Dimitrios Kambouris, Getty Images for Levi's School of Seven Bells guitarist…
- Posted on Feb 28th 2012 5:00PM by Eric R. Danton
School of Seven Bells recorded the new album during breaks in a busy tour schedule, which loaded the songs with the band's considerable live energy. Between studio sessions, Curtis and Deheza cranked up the new tunes while on the road, which helped them shape the overall feel of the album -- a conceptual piece about ghosts, metaphorical and otherwise -- surrounding a girl named Lafaye.
Spinner caught up with co-leader Curtis to talk about how the band's future and the phantoms present on their recent album.
How did Claudia's departure affect the band?
It's a really interesting question, and there's no disrespect to Claudia at all, but as far as writing and sort of hatching our musical plans, it's really been Alley and I's thing since the beginning. The departure was crazy and unexpected, but it definitely galvanized us in the sense where we sort of had to rediscover why we started doing this together in the first place, and it's because we love our music and we love the way we write together, our collaboration. We had to look at it as a chance to go in any direction we wanted.
What direction did you want to go?
We were really excited about playing live and excited about diving as deep as we could into the School of Seven Bells musical world, and we did it. We were really bringing the energy we were feeling from the stage into the studio with us, into the songs. That was a conscious decision, going out and playing and really listening, feeling that chaotic spontaneity that happens with us live, and really trying to capture that, in a way. Whereas before, 'Alpinisms' and 'Disconnect From Desire' were slightly different. In fact, they were much more constructed in the studio, like collages.
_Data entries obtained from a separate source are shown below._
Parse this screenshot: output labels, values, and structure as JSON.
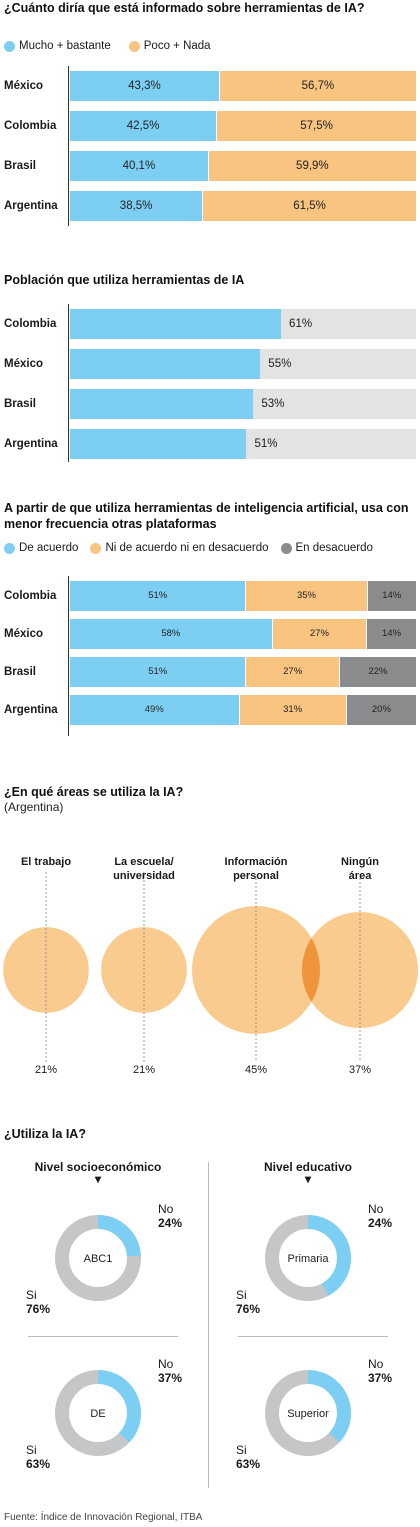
{
  "chart_data": [
    {
      "type": "bar",
      "title": "¿Cuánto diría que está informado sobre herramientas de IA?",
      "legend": [
        "Mucho + bastante",
        "Poco + Nada"
      ],
      "colors": [
        "#7ccff2",
        "#f8c47f"
      ],
      "categories": [
        "México",
        "Colombia",
        "Brasil",
        "Argentina"
      ],
      "series": [
        {
          "name": "Mucho + bastante",
          "values": [
            43.3,
            42.5,
            40.1,
            38.5
          ],
          "labels": [
            "43,3%",
            "42,5%",
            "40,1%",
            "38,5%"
          ]
        },
        {
          "name": "Poco + Nada",
          "values": [
            56.7,
            57.5,
            59.9,
            61.5
          ],
          "labels": [
            "56,7%",
            "57,5%",
            "59,9%",
            "61,5%"
          ]
        }
      ]
    },
    {
      "type": "bar",
      "title": "Población que utiliza herramientas de IA",
      "colors": [
        "#7ccff2",
        "#e3e3e3"
      ],
      "categories": [
        "Colombia",
        "México",
        "Brasil",
        "Argentina"
      ],
      "values": [
        61,
        55,
        53,
        51
      ],
      "labels": [
        "61%",
        "55%",
        "53%",
        "51%"
      ]
    },
    {
      "type": "bar",
      "title": "A partir de que utiliza herramientas de inteligencia artificial, usa con menor frecuencia otras plataformas",
      "legend": [
        "De acuerdo",
        "Ni de acuerdo ni en desacuerdo",
        "En desacuerdo"
      ],
      "colors": [
        "#7ccff2",
        "#f8c47f",
        "#8a8b8d"
      ],
      "categories": [
        "Colombia",
        "México",
        "Brasil",
        "Argentina"
      ],
      "series": [
        {
          "name": "De acuerdo",
          "values": [
            51,
            58,
            51,
            49
          ],
          "labels": [
            "51%",
            "58%",
            "51%",
            "49%"
          ]
        },
        {
          "name": "Ni de acuerdo ni en desacuerdo",
          "values": [
            35,
            27,
            27,
            31
          ],
          "labels": [
            "35%",
            "27%",
            "27%",
            "31%"
          ]
        },
        {
          "name": "En desacuerdo",
          "values": [
            14,
            14,
            22,
            20
          ],
          "labels": [
            "14%",
            "14%",
            "22%",
            "20%"
          ]
        }
      ]
    },
    {
      "type": "bubble",
      "title": "¿En qué áreas se utiliza la IA?",
      "subtitle": "(Argentina)",
      "categories": [
        "El trabajo",
        "La escuela/ universidad",
        "Información personal",
        "Ningún área"
      ],
      "values": [
        21,
        21,
        45,
        37
      ],
      "labels": [
        "21%",
        "21%",
        "45%",
        "37%"
      ],
      "color": "#f8c47f"
    },
    {
      "type": "pie",
      "title": "¿Utiliza la IA?",
      "groups": [
        {
          "heading": "Nivel socioeconómico",
          "charts": [
            {
              "center": "ABC1",
              "no": 24,
              "si": 76,
              "no_label": "24%",
              "si_label": "76%"
            },
            {
              "center": "DE",
              "no": 37,
              "si": 63,
              "no_label": "37%",
              "si_label": "63%"
            }
          ]
        },
        {
          "heading": "Nivel educativo",
          "charts": [
            {
              "center": "Primaria",
              "no": 24,
              "si": 76,
              "no_label": "24%",
              "si_label": "76%"
            },
            {
              "center": "Superior",
              "no": 37,
              "si": 63,
              "no_label": "37%",
              "si_label": "63%"
            }
          ]
        }
      ],
      "labels": {
        "no": "No",
        "si": "Si"
      },
      "colors": {
        "no": "#7ccff2",
        "si": "#c5c6c8"
      }
    }
  ],
  "source": "Fuente: Índice de Innovación Regional, ITBA"
}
'Ghostory' is being talked about as a concept album.
That's funny, because in a certain sense, I feel like all of ours are. I know that sounds ridiculous, but the way Alley and I work, and especially Alley lyrically, she's very much aware of the overarching theme of what's happening on this record and what does this record mean and what is the music saying on this record? We use that as a tool to make sure it's a coherent work, and that's really important in any kind of art these days. You have to be really aware of what you're making. It comes back to the belief that it has to be worth adding to the clutter of music that exists right now. Is it saying something? Is it standing on its own? Is it worth a s---, really? This time we took it a lot further.
Alley has always written from the perspective of these different characters. She's discovered this technique of taking a perspective and then making a complete personification of that perspective and writing songs from the point of view of that person. This time, what it turned into was basically this woman, Lafaye, became the central perspective of the record, and each one of these songs is really a conversation that she's having with another perspective, another event in her life. They're all inside her head.
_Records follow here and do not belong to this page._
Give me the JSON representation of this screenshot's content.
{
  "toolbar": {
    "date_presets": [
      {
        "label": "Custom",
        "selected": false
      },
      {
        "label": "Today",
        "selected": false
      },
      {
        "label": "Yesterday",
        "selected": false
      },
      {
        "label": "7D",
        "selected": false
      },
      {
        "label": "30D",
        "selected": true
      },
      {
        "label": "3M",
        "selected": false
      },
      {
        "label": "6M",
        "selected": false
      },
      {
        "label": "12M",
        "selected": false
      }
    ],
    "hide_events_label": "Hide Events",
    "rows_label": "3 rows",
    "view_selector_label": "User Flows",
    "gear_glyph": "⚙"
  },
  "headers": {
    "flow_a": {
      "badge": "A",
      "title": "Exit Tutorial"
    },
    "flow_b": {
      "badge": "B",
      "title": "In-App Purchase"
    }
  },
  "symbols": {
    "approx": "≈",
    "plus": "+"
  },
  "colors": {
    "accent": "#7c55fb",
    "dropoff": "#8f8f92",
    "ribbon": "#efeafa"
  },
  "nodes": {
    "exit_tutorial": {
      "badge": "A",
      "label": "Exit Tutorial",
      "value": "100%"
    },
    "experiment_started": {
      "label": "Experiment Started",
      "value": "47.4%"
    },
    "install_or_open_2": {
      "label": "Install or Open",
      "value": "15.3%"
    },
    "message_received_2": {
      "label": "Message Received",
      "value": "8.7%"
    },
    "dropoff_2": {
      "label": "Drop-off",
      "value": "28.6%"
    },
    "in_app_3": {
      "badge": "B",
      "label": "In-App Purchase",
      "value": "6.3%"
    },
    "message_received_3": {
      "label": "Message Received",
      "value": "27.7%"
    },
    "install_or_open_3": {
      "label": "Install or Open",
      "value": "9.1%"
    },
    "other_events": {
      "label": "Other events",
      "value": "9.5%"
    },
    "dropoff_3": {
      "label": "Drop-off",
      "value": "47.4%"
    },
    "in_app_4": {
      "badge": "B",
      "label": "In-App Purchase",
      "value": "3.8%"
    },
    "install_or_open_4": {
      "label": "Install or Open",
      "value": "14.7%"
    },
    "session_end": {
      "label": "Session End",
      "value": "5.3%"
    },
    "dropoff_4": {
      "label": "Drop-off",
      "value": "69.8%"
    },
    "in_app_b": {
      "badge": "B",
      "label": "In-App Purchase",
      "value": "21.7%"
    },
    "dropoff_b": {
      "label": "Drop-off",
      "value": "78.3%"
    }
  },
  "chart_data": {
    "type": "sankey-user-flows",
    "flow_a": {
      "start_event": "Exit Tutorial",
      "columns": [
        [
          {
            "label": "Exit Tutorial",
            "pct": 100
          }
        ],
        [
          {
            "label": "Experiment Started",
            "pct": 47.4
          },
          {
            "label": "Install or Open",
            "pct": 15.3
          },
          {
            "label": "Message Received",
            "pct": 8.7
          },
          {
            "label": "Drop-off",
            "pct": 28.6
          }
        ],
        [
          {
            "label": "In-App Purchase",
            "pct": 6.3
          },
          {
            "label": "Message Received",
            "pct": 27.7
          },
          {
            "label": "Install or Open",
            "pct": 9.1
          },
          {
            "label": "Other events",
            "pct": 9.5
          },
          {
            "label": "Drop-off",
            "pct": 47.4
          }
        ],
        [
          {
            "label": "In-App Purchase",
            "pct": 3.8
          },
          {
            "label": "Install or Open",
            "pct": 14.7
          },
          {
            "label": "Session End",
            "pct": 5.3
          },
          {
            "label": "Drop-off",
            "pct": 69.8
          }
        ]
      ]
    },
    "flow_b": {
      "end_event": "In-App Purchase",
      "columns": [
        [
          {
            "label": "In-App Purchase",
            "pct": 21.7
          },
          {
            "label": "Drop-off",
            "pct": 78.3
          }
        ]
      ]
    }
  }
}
How much shaping did the songs take to fit that theme?
What we really worked on and really focused on was just making sure that the emotion that was there wasn't hidden at all, that it wasn't being obscured by any kind of vague language. I feel like the mood is still really obvious. We wanted to make sure the emotion of these songs was directly injected into your ears as you were listening.
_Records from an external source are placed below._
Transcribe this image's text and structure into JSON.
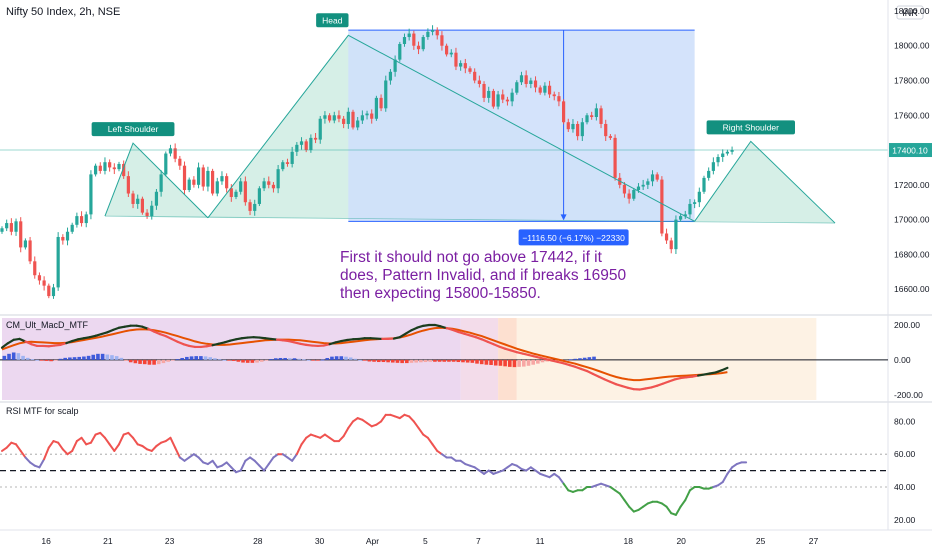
{
  "header": {
    "title": "Nifty 50 Index, 2h, NSE",
    "currency": "INR"
  },
  "colors": {
    "up": "#26a69a",
    "down": "#ef5350",
    "pattern_fill": "#cfece3",
    "pattern_stroke": "#26a69a",
    "measure_fill": "#cfe0fb",
    "measure_stroke": "#2962ff",
    "annotation_text": "#7b1fa2",
    "macd_fast": "#1b1b1b",
    "macd_slow": "#e65100",
    "hist_pos": "#3f5bdb",
    "hist_neg": "#f44336",
    "rsi_high": "#ef5350",
    "rsi_mid": "#7e75c0",
    "rsi_low": "#43a047"
  },
  "price_axis": {
    "ticks": [
      "18200.00",
      "18000.00",
      "17800.00",
      "17600.00",
      "17400.00",
      "17200.00",
      "17000.00",
      "16800.00",
      "16600.00"
    ],
    "current": "17400.10"
  },
  "macd_axis": {
    "ticks": [
      "200.00",
      "0.00",
      "-200.00"
    ]
  },
  "rsi_axis": {
    "ticks": [
      "80.00",
      "60.00",
      "40.00",
      "20.00"
    ]
  },
  "time_axis": {
    "labels": [
      "16",
      "21",
      "23",
      "28",
      "30",
      "Apr",
      "5",
      "7",
      "11",
      "18",
      "20",
      "25",
      "27"
    ]
  },
  "labels": {
    "head": "Head",
    "left_shoulder": "Left Shoulder",
    "right_shoulder": "Right Shoulder",
    "measure": "−1116.50 (−6.17%) −22330"
  },
  "annotation": {
    "lines": [
      "First it should not go above 17442, if it",
      "does, Pattern Invalid, and if breaks 16950",
      "then expecting 15800-15850."
    ]
  },
  "panes": {
    "macd_title": "CM_Ult_MacD_MTF",
    "rsi_title": "RSI MTF for scalp"
  },
  "chart_data": {
    "type": "candlestick",
    "symbol": "Nifty 50 Index",
    "interval": "2h",
    "price_range": [
      16480,
      18240
    ],
    "close": [
      16950,
      16980,
      16930,
      16990,
      16840,
      16880,
      16760,
      16680,
      16650,
      16620,
      16560,
      16610,
      16900,
      16880,
      16930,
      16970,
      17020,
      16980,
      17030,
      17260,
      17310,
      17280,
      17330,
      17300,
      17290,
      17320,
      17250,
      17150,
      17090,
      17120,
      17040,
      17020,
      17080,
      17160,
      17260,
      17380,
      17410,
      17350,
      17310,
      17170,
      17230,
      17200,
      17300,
      17190,
      17280,
      17150,
      17220,
      17250,
      17180,
      17130,
      17160,
      17220,
      17100,
      17050,
      17090,
      17180,
      17220,
      17200,
      17180,
      17290,
      17330,
      17320,
      17390,
      17430,
      17450,
      17400,
      17470,
      17460,
      17580,
      17600,
      17570,
      17600,
      17580,
      17550,
      17620,
      17530,
      17570,
      17600,
      17610,
      17580,
      17700,
      17640,
      17800,
      17850,
      17920,
      18010,
      18050,
      18070,
      18000,
      17980,
      18050,
      18080,
      18090,
      18060,
      18000,
      17950,
      17960,
      17880,
      17900,
      17870,
      17850,
      17800,
      17780,
      17700,
      17740,
      17650,
      17720,
      17690,
      17680,
      17730,
      17790,
      17830,
      17780,
      17800,
      17760,
      17730,
      17770,
      17720,
      17710,
      17680,
      17560,
      17520,
      17550,
      17480,
      17560,
      17600,
      17590,
      17640,
      17550,
      17480,
      17470,
      17240,
      17200,
      17150,
      17120,
      17170,
      17190,
      17200,
      17220,
      17260,
      17230,
      16920,
      16880,
      16830,
      17000,
      17020,
      17030,
      17090,
      17100,
      17160,
      17240,
      17280,
      17330,
      17360,
      17380,
      17390,
      17400
    ],
    "candle_colors_up": "#26a69a",
    "candle_colors_down": "#ef5350",
    "pattern": {
      "type": "head-and-shoulders",
      "points": [
        [
          22,
          17020
        ],
        [
          28,
          17440
        ],
        [
          44,
          17010
        ],
        [
          74,
          18060
        ],
        [
          116,
          17200
        ],
        [
          148,
          16990
        ],
        [
          160,
          17450
        ],
        [
          178,
          16980
        ]
      ],
      "neckline": [
        [
          22,
          17020
        ],
        [
          178,
          16980
        ]
      ],
      "right_shoulder_at": 160
    },
    "measure": {
      "from_index": 74,
      "to_index": 148,
      "top": 18090,
      "bottom": 16990,
      "arrow_index": 120,
      "change": "−1116.50 (−6.17%) −22330"
    },
    "horizontal_line": 17400.1,
    "macd": {
      "range": [
        -230,
        240
      ],
      "fast": [
        70,
        95,
        115,
        120,
        105,
        90,
        80,
        80,
        78,
        82,
        86,
        96,
        108,
        118,
        124,
        130,
        138,
        148,
        158,
        172,
        184,
        190,
        196,
        196,
        190,
        178,
        162,
        148,
        136,
        120,
        104,
        90,
        80,
        74,
        74,
        78,
        84,
        92,
        100,
        110,
        118,
        124,
        128,
        130,
        128,
        124,
        120,
        116,
        112,
        108,
        100,
        92,
        86,
        82,
        80,
        82,
        90,
        100,
        108,
        114,
        118,
        120,
        124,
        124,
        122,
        120,
        120,
        122,
        130,
        150,
        170,
        185,
        195,
        200,
        200,
        192,
        182,
        172,
        160,
        150,
        140,
        130,
        118,
        104,
        90,
        76,
        64,
        54,
        44,
        36,
        28,
        20,
        12,
        4,
        -4,
        -12,
        -20,
        -30,
        -40,
        -52,
        -64,
        -80,
        -96,
        -112,
        -126,
        -140,
        -150,
        -160,
        -168,
        -170,
        -164,
        -158,
        -148,
        -136,
        -124,
        -112,
        -104,
        -100,
        -96,
        -90,
        -84,
        -78,
        -72,
        -60,
        -46
      ],
      "slow": [
        60,
        72,
        84,
        95,
        102,
        104,
        102,
        100,
        98,
        96,
        96,
        98,
        102,
        108,
        114,
        120,
        126,
        132,
        140,
        148,
        156,
        164,
        170,
        174,
        176,
        174,
        170,
        164,
        156,
        146,
        136,
        126,
        116,
        106,
        98,
        92,
        88,
        86,
        86,
        88,
        92,
        96,
        100,
        104,
        108,
        112,
        114,
        116,
        116,
        116,
        114,
        112,
        108,
        104,
        100,
        96,
        94,
        94,
        96,
        100,
        104,
        108,
        112,
        116,
        118,
        120,
        122,
        124,
        128,
        136,
        146,
        158,
        168,
        176,
        182,
        184,
        182,
        178,
        172,
        164,
        156,
        146,
        136,
        124,
        112,
        100,
        88,
        76,
        64,
        54,
        44,
        34,
        26,
        18,
        10,
        2,
        -6,
        -14,
        -22,
        -32,
        -42,
        -52,
        -64,
        -76,
        -88,
        -98,
        -106,
        -112,
        -116,
        -116,
        -112,
        -108,
        -104,
        -100,
        -96,
        -94,
        -92,
        -90,
        -88,
        -86,
        -84,
        -82,
        -80,
        -76,
        -70
      ],
      "histogram": [
        30,
        45,
        55,
        50,
        30,
        15,
        5,
        0,
        -5,
        -8,
        -10,
        -2,
        8,
        15,
        18,
        20,
        22,
        25,
        30,
        38,
        45,
        45,
        40,
        35,
        28,
        15,
        -8,
        -18,
        -25,
        -30,
        -32,
        -36,
        -36,
        -32,
        -24,
        -14,
        -4,
        6,
        14,
        22,
        26,
        28,
        28,
        26,
        20,
        12,
        6,
        0,
        -4,
        -8,
        -14,
        -20,
        -22,
        -22,
        -20,
        -14,
        -4,
        6,
        12,
        14,
        14,
        12,
        12,
        8,
        4,
        0,
        -2,
        -2,
        2,
        14,
        24,
        27,
        27,
        24,
        18,
        8,
        0,
        -6,
        -12,
        -14,
        -16,
        -16,
        -18,
        -20,
        -22,
        -24,
        -24,
        -22,
        -20,
        -18,
        -16,
        -14,
        -14,
        -14,
        -14,
        -14,
        -14,
        -16,
        -18,
        -20,
        -22,
        -28,
        -32,
        -36,
        -38,
        -42,
        -44,
        -48,
        -52,
        -54,
        -52,
        -50,
        -44,
        -36,
        -28,
        -18,
        -12,
        -10,
        -8,
        -4,
        0,
        4,
        8,
        12,
        16,
        20,
        24
      ],
      "bg_bands": [
        [
          0,
          98,
          "#ecd8f0"
        ],
        [
          98,
          106,
          "#f3dcea"
        ],
        [
          106,
          110,
          "#fde0d0"
        ],
        [
          110,
          174,
          "#fdf2e4"
        ]
      ]
    },
    "rsi": {
      "range": [
        15,
        90
      ],
      "levels": [
        60,
        50,
        40
      ],
      "values": [
        62,
        64,
        67,
        66,
        62,
        58,
        55,
        53,
        52,
        57,
        64,
        68,
        67,
        63,
        60,
        62,
        68,
        70,
        66,
        67,
        72,
        73,
        70,
        66,
        62,
        66,
        72,
        73,
        70,
        66,
        65,
        63,
        62,
        65,
        67,
        68,
        70,
        64,
        58,
        56,
        58,
        60,
        58,
        55,
        54,
        56,
        52,
        53,
        55,
        52,
        49,
        50,
        56,
        58,
        56,
        53,
        50,
        54,
        58,
        60,
        60,
        58,
        56,
        60,
        66,
        70,
        72,
        71,
        70,
        72,
        70,
        68,
        68,
        71,
        76,
        80,
        82,
        81,
        79,
        77,
        78,
        80,
        84,
        84,
        83,
        82,
        84,
        83,
        80,
        76,
        72,
        70,
        66,
        62,
        60,
        58,
        58,
        56,
        56,
        54,
        53,
        52,
        50,
        48,
        50,
        48,
        49,
        50,
        52,
        54,
        53,
        51,
        50,
        52,
        50,
        48,
        47,
        46,
        48,
        46,
        42,
        38,
        37,
        38,
        38,
        40,
        40,
        41,
        42,
        41,
        40,
        38,
        36,
        32,
        28,
        25,
        26,
        28,
        30,
        31,
        31,
        30,
        28,
        24,
        23,
        28,
        32,
        38,
        40,
        40,
        39,
        39,
        40,
        41,
        43,
        48,
        52,
        54,
        55,
        55
      ]
    },
    "x_ticks": [
      [
        "16",
        10
      ],
      [
        "21",
        24
      ],
      [
        "23",
        38
      ],
      [
        "28",
        58
      ],
      [
        "30",
        72
      ],
      [
        "Apr",
        84
      ],
      [
        "5",
        96
      ],
      [
        "7",
        108
      ],
      [
        "11",
        122
      ],
      [
        "18",
        142
      ],
      [
        "20",
        154
      ],
      [
        "25",
        172
      ],
      [
        "27",
        184
      ]
    ]
  }
}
Do you think indie rock has become safe for real emotion?
It seems to come in phases. It seems like for a while, anything resembling a sad love song, you really put yourself out there for criticism or appearing to be self-serious. It's one of the most amazing things that's happened in pop music now, because to me, pop music is so weird. The fact that really, hip-hop radio is just crazy electronic music, there really isn't this division of underground and mainstream, as far as aesthetics go. As you go down the rung, things get a little more rough around the edges and certain things wouldn't work on radio, but really, as far as intent and songwriting goes, there's really no difference. It's just music. That's really where we're at in our culture, and that's great. You ask any underground musician and they're just as likely to be listening to Jay-Z as they are Gang Gang Dance. I guess as a result, people are less scared to write a sad, honest song that maybe in the past would have been cheesy. Now everyone is just trying to be real.
Remember when everybody was all about irony?
Oh, man. I feel like my nemesis is irony in music.